Display: 19" led, ~3k graphics card


----------



## saswat23 (Jun 28, 2013)

That depends on your PC specs. 
But generally:  
600VA gives around 12 mins 
800VA gives around 20 mins 
1KVA gives around 40-45 mins


----------



## Chaitanya (Jun 28, 2013)

It mainly depends on your battery..


----------



## baiju (Jun 28, 2013)

Backup depends on the battery capacity. Go for UPS with external battery.


----------



## avinandan012 (Jun 28, 2013)

@op please post full PC configuration.
a PC with typical load of around 180W-200W the APC1100VA(660W) will give about around 20mins.

PC load depends on PSU quality. Same config with a platinum grade PSU will give more backup time than a bronze one.

Then there is efficiency of the UPS itself. Look closely most PSU efficiency ratings are at 50% load.

I would say if you have money go for those home UPSs with those heavy batteries 800VA with 200Ah will be around 12-13K. 
And if you want professional grade backup contact APC. 1500VA + batteries for 800W load for 4hrs costs around Rs. 20K+ and you get APC onsite warranty.
These(1500VA and above) are ready for continuous operation without environment control.

Cause the output transistors of lower W models are not intended to run long times at load like 1hr or more.
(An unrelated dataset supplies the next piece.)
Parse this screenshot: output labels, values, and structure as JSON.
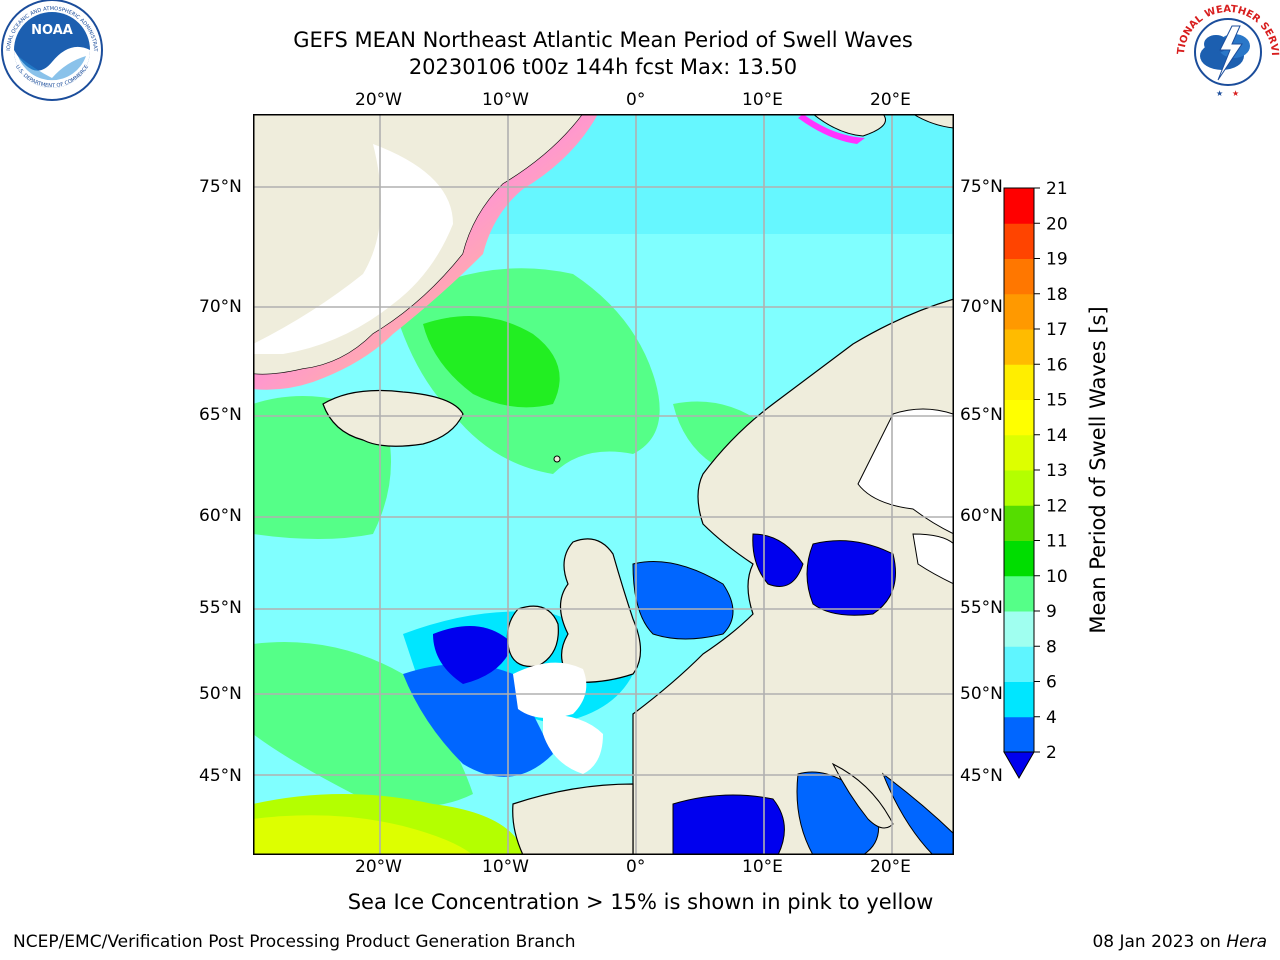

Server grade UPSs with extra battery packs costs higher cause they use high grade(W and temperature) output transistors.


----------



## harshilsharma63 (Jun 29, 2013)

It not just about the backup time, the UPS should be able to deliver enough wattage for the pc and for this, you need to mention the full config.


----------



## Chaitanya (Jun 29, 2013)

avinandan012 said:


> Cause the output transistors of lower W models are not intended to run long times at load like 1hr or more. Server grade UPSs with extra battery packs costs higher cause they use high grade(W and temperature) output transistors.



Hmmm...
Never thought about that, good point


----------